BTL Group Ltd. (BTL.V)  has entered into a binding letter of intent dated effective Feb. 16, 2016, with Xapcash Technologies Inc. to complete a business combination, whereby BTL has agreed, subject to certain conditions, to acquire all of the issued and outstanding securities of Xapcash. BTL and Xapcash are working together on new blockchain based remittance products utilizing Xapcash’s front-end remittance product and BTL’s back-end remittance platform (Interbit) to transmit funds globally, efficiently and at significantly reduced costs to users. Of particular importance to the Transaction and the launch of BTL’s blockchain remittance solution is the money service business (MSB) registration that Xapcash has obtained in Canada.

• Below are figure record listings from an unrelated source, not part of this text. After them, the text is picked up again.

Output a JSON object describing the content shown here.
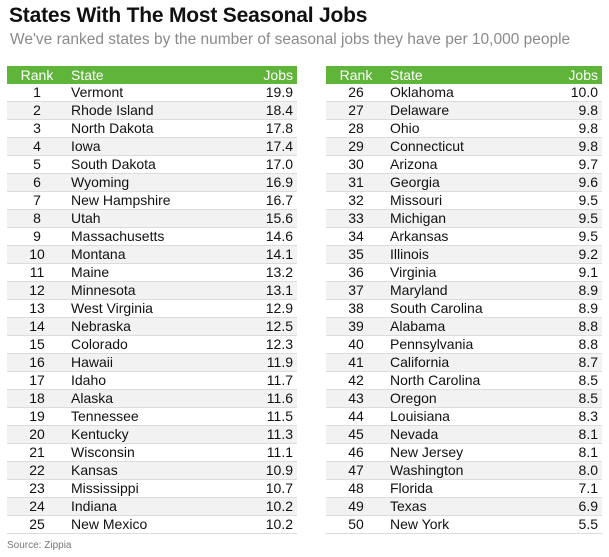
{
  "title": "States With The Most Seasonal Jobs",
  "subtitle": "We've ranked states by the number of seasonal jobs they have per 10,000 people",
  "source": "Source: Zippia",
  "chart_data": {
    "type": "table",
    "columns": [
      "Rank",
      "State",
      "Jobs"
    ],
    "rows": [
      [
        1,
        "Vermont",
        "19.9"
      ],
      [
        2,
        "Rhode Island",
        "18.4"
      ],
      [
        3,
        "North Dakota",
        "17.8"
      ],
      [
        4,
        "Iowa",
        "17.4"
      ],
      [
        5,
        "South Dakota",
        "17.0"
      ],
      [
        6,
        "Wyoming",
        "16.9"
      ],
      [
        7,
        "New Hampshire",
        "16.7"
      ],
      [
        8,
        "Utah",
        "15.6"
      ],
      [
        9,
        "Massachusetts",
        "14.6"
      ],
      [
        10,
        "Montana",
        "14.1"
      ],
      [
        11,
        "Maine",
        "13.2"
      ],
      [
        12,
        "Minnesota",
        "13.1"
      ],
      [
        13,
        "West Virginia",
        "12.9"
      ],
      [
        14,
        "Nebraska",
        "12.5"
      ],
      [
        15,
        "Colorado",
        "12.3"
      ],
      [
        16,
        "Hawaii",
        "11.9"
      ],
      [
        17,
        "Idaho",
        "11.7"
      ],
      [
        18,
        "Alaska",
        "11.6"
      ],
      [
        19,
        "Tennessee",
        "11.5"
      ],
      [
        20,
        "Kentucky",
        "11.3"
      ],
      [
        21,
        "Wisconsin",
        "11.1"
      ],
      [
        22,
        "Kansas",
        "10.9"
      ],
      [
        23,
        "Mississippi",
        "10.7"
      ],
      [
        24,
        "Indiana",
        "10.2"
      ],
      [
        25,
        "New Mexico",
        "10.2"
      ],
      [
        26,
        "Oklahoma",
        "10.0"
      ],
      [
        27,
        "Delaware",
        "9.8"
      ],
      [
        28,
        "Ohio",
        "9.8"
      ],
      [
        29,
        "Connecticut",
        "9.8"
      ],
      [
        30,
        "Arizona",
        "9.7"
      ],
      [
        31,
        "Georgia",
        "9.6"
      ],
      [
        32,
        "Missouri",
        "9.5"
      ],
      [
        33,
        "Michigan",
        "9.5"
      ],
      [
        34,
        "Arkansas",
        "9.5"
      ],
      [
        35,
        "Illinois",
        "9.2"
      ],
      [
        36,
        "Virginia",
        "9.1"
      ],
      [
        37,
        "Maryland",
        "8.9"
      ],
      [
        38,
        "South Carolina",
        "8.9"
      ],
      [
        39,
        "Alabama",
        "8.8"
      ],
      [
        40,
        "Pennsylvania",
        "8.8"
      ],
      [
        41,
        "California",
        "8.7"
      ],
      [
        42,
        "North Carolina",
        "8.5"
      ],
      [
        43,
        "Oregon",
        "8.5"
      ],
      [
        44,
        "Louisiana",
        "8.3"
      ],
      [
        45,
        "Nevada",
        "8.1"
      ],
      [
        46,
        "New Jersey",
        "8.1"
      ],
      [
        47,
        "Washington",
        "8.0"
      ],
      [
        48,
        "Florida",
        "7.1"
      ],
      [
        49,
        "Texas",
        "6.9"
      ],
      [
        50,
        "New York",
        "5.5"
      ]
    ]
  },
  "colors": {
    "header_bg": "#5fb53a",
    "header_text": "#ffffff",
    "stripe": "#f2f2f2",
    "subtitle": "#8a8a8a"
  }
}
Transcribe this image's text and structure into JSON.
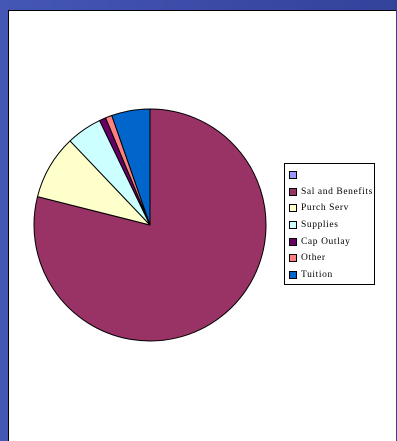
{
  "chart_data": {
    "type": "pie",
    "categories": [
      "",
      "Sal and Benefits",
      "Purch Serv",
      "Supplies",
      "Cap Outlay",
      "Other",
      "Tuition"
    ],
    "values": [
      0,
      78.3,
      8.9,
      4.9,
      0.9,
      0.9,
      5.3
    ],
    "colors": [
      "#9999ff",
      "#993366",
      "#ffffcc",
      "#ccffff",
      "#660066",
      "#ff8080",
      "#0066cc"
    ],
    "title": "",
    "legend_position": "right",
    "start": "12 o'clock",
    "direction": "clockwise"
  },
  "legend": {
    "items": [
      {
        "label": "",
        "color": "#9999ff"
      },
      {
        "label": "Sal and Benefits",
        "color": "#993366"
      },
      {
        "label": "Purch Serv",
        "color": "#ffffcc"
      },
      {
        "label": "Supplies",
        "color": "#ccffff"
      },
      {
        "label": "Cap Outlay",
        "color": "#660066"
      },
      {
        "label": "Other",
        "color": "#ff8080"
      },
      {
        "label": "Tuition",
        "color": "#0066cc"
      }
    ]
  }
}
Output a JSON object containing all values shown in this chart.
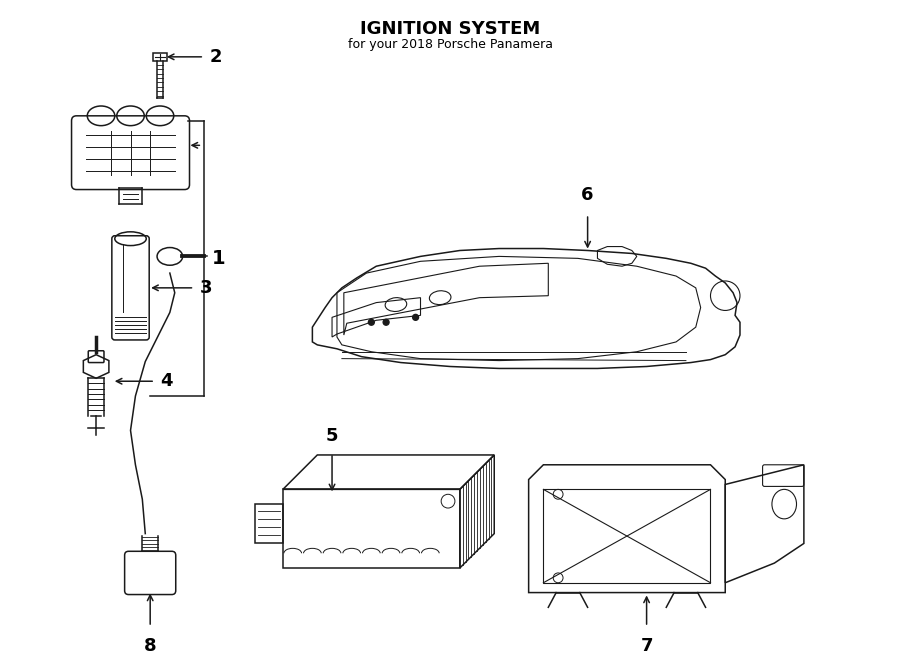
{
  "title": "IGNITION SYSTEM",
  "subtitle": "for your 2018 Porsche Panamera",
  "bg_color": "#ffffff",
  "line_color": "#1a1a1a",
  "text_color": "#000000",
  "fig_width": 9.0,
  "fig_height": 6.61,
  "dpi": 100
}
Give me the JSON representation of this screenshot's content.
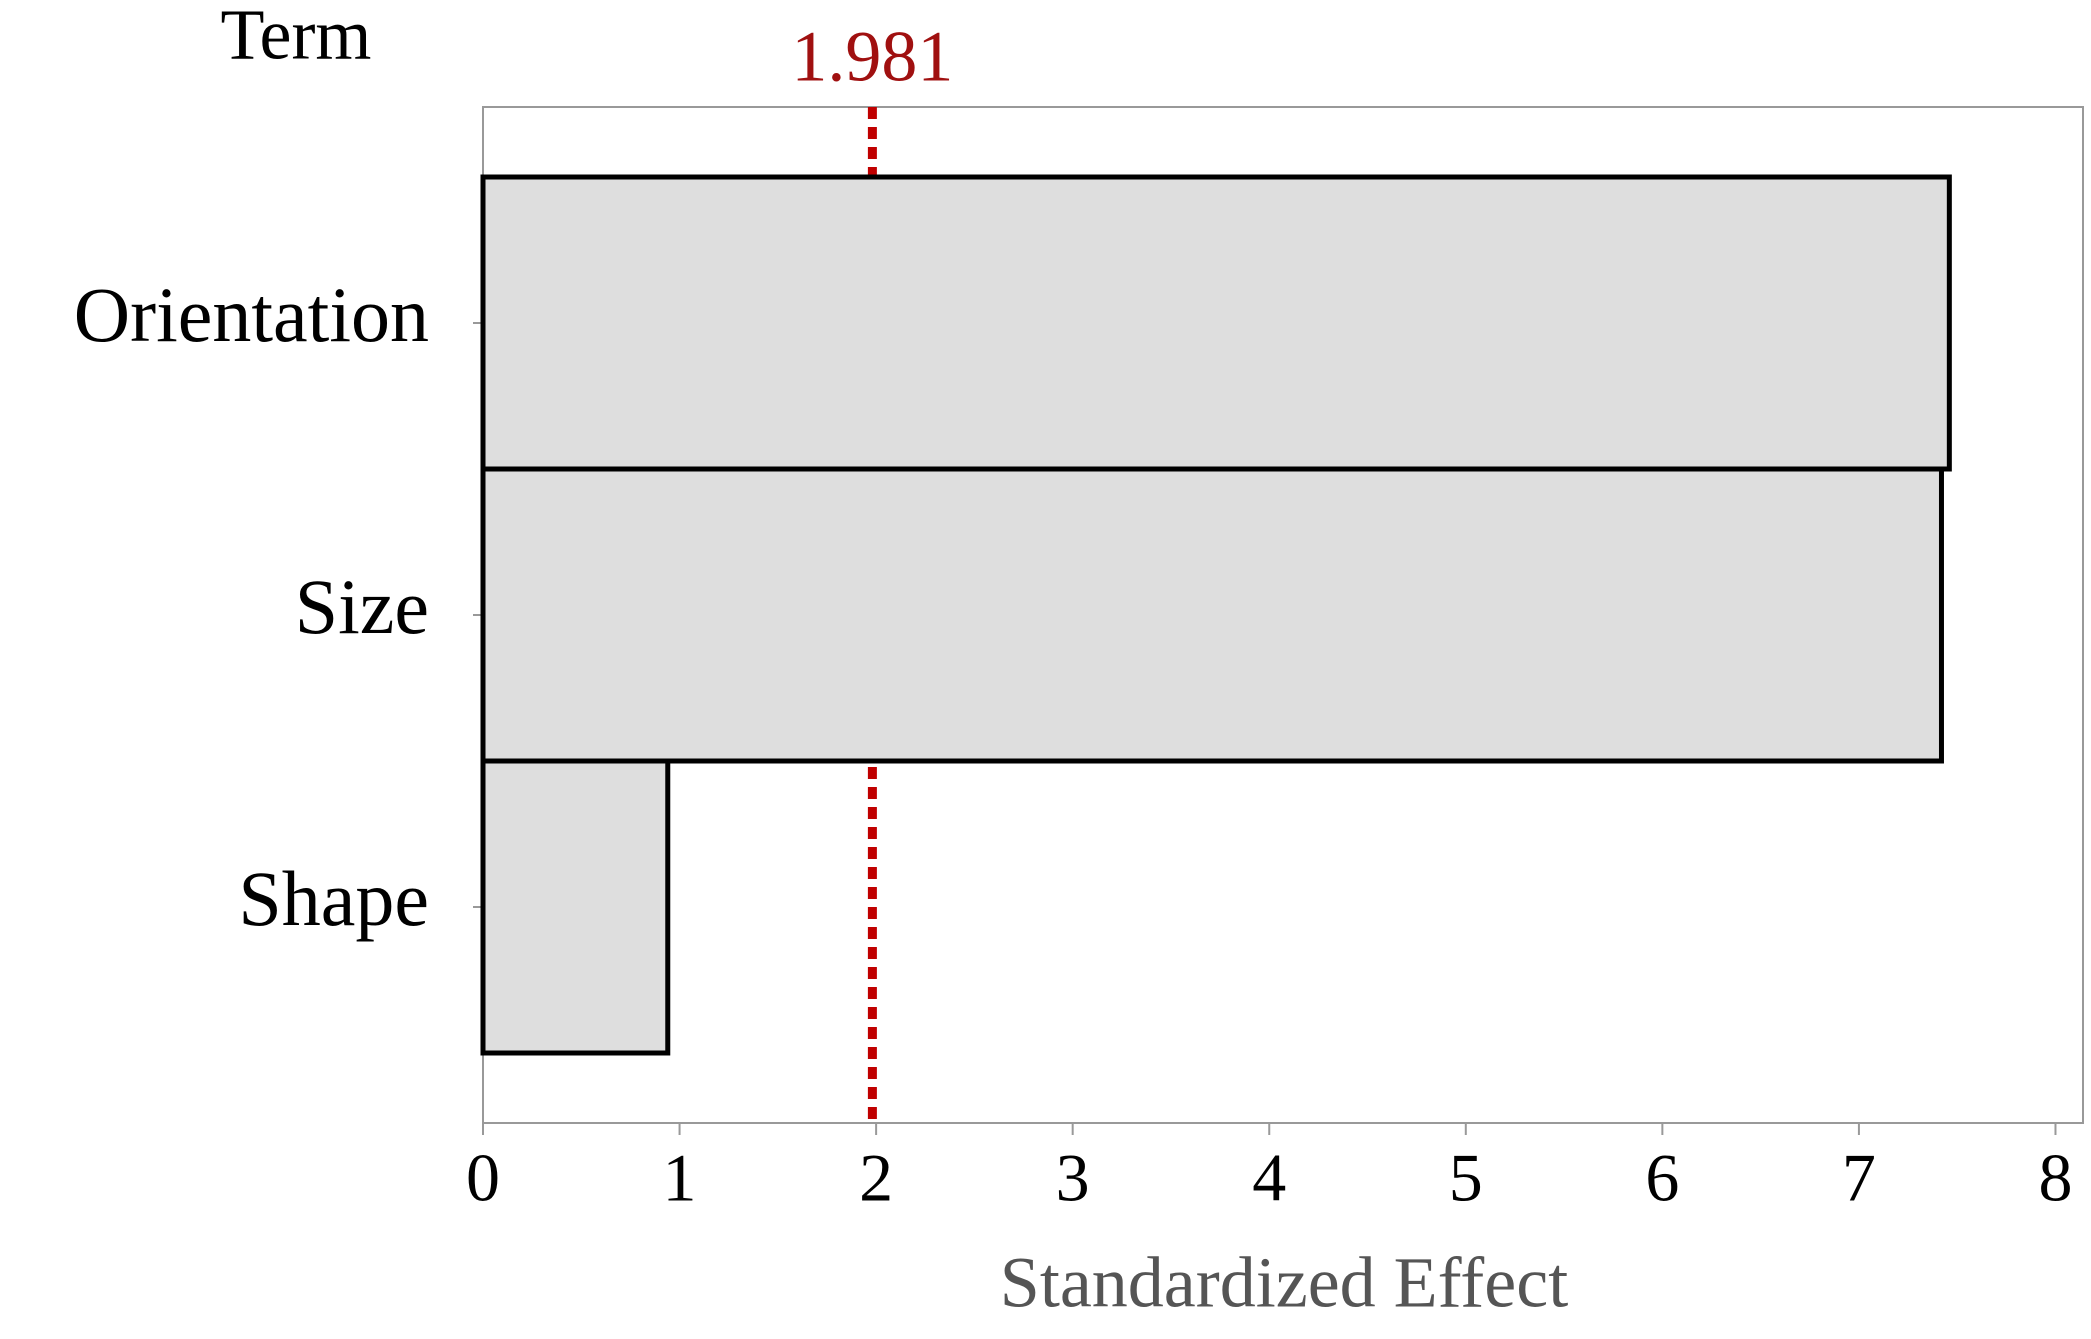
{
  "chart_data": {
    "type": "barh",
    "title": "Term",
    "xlabel": "Standardized Effect",
    "categories": [
      "Orientation",
      "Size",
      "Shape"
    ],
    "values": [
      7.46,
      7.42,
      0.94
    ],
    "color": "#dedede",
    "reference": 1.981,
    "reference_color": "#c00000",
    "xlim": [
      0,
      8.14
    ],
    "xticks": [
      0,
      1,
      2,
      3,
      4,
      5,
      6,
      7,
      8
    ]
  }
}
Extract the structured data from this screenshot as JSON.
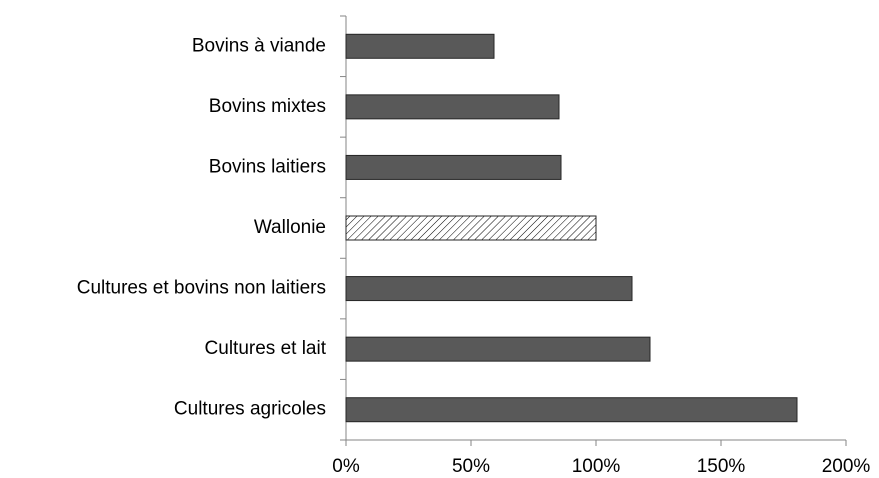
{
  "chart_data": {
    "type": "barh",
    "categories": [
      "Bovins à viande",
      "Bovins mixtes",
      "Bovins laitiers",
      "Wallonie",
      "Cultures et bovins non laitiers",
      "Cultures et lait",
      "Cultures agricoles"
    ],
    "values": [
      59.2,
      85.2,
      86,
      100,
      114.4,
      121.6,
      180.4
    ],
    "colors": [
      "#595959",
      "#595959",
      "#595959",
      "hatch",
      "#595959",
      "#595959",
      "#595959"
    ],
    "xlim": [
      0,
      200
    ],
    "xticks": [
      {
        "value": 0,
        "label": "0%"
      },
      {
        "value": 50,
        "label": "50%"
      },
      {
        "value": 100,
        "label": "100%"
      },
      {
        "value": 150,
        "label": "150%"
      },
      {
        "value": 200,
        "label": "200%"
      }
    ],
    "grid": false
  }
}
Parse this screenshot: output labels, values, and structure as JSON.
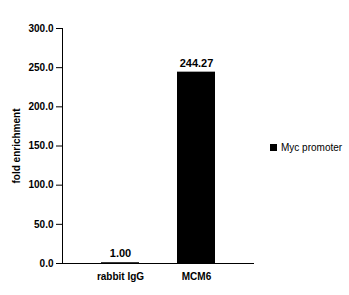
{
  "chart_data": {
    "type": "bar",
    "categories": [
      "rabbit IgG",
      "MCM6"
    ],
    "series": [
      {
        "name": "Myc promoter",
        "color": "#000000",
        "values": [
          1.0,
          244.27
        ],
        "value_labels": [
          "1.00",
          "244.27"
        ]
      }
    ],
    "y_label": "fold enrichment",
    "ylim": [
      0,
      300
    ],
    "yticks": [
      {
        "value": 0,
        "label": "0.0"
      },
      {
        "value": 50,
        "label": "50.0"
      },
      {
        "value": 100,
        "label": "100.0"
      },
      {
        "value": 150,
        "label": "150.0"
      },
      {
        "value": 200,
        "label": "200.0"
      },
      {
        "value": 250,
        "label": "250.0"
      },
      {
        "value": 300,
        "label": "300.0"
      }
    ],
    "data_labels": true,
    "legend": "right",
    "grid": false
  }
}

“This year is of strategic importance to BTL as we aim to penetrate the global remittance market with our blockchain solutions and start building revenues and margin,” commented Guy Halford-Thompson, CEO of BTL. “The addition of Xapcash, and its management and blockchain expertise advances this strategy.”

“This merger with BTL ensures a successful launch of a joint remittance solution and pave the way for more innovative Xapcash/BTL products in the future,” said Jackson Warren, Xapcash founder and CEO. “Furthermore, the partnership significantly expands what is already considerable blockchain expertise among the management of BTL, and I am excited to become a shareholder of BTL.”

BTL will issue additional press releases related to the Transaction, its blockchain remittance solution and related sales and marketing objectives and other material information, as it becomes available.

The Transaction

The LOI is to be superseded by a definitive agreement (“Definitive Agreement”) to be signed on or before March 4, 2016 (or such other date as is agreed by the parties). BTL proposes to acquire all of the issued and outstanding securities of Xapcash pursuant to the terms of the Definitive Agreement, in exchange for 220,000 common shares of BTL. Given that the last closing price of the common shares of BTL prior to the issuance of this press release was $0.67 per share, aggregate consideration payable pursuant to the Transaction is deemed to be $147,400.

The Transaction is not a non-arm’s length transaction for the purposes of the policies of the TSX Venture Exchange (“Exchange”).

The Transaction is conditional upon, among other things: (i) the parties entering into a Definitive Agreement in respect to the Transaction and any collateral issues or matters on or before March 4, 2016; and (ii) the parties receiving all requisite regulatory approval, including the approval of the Exchange, and any third party approvals and authorizations.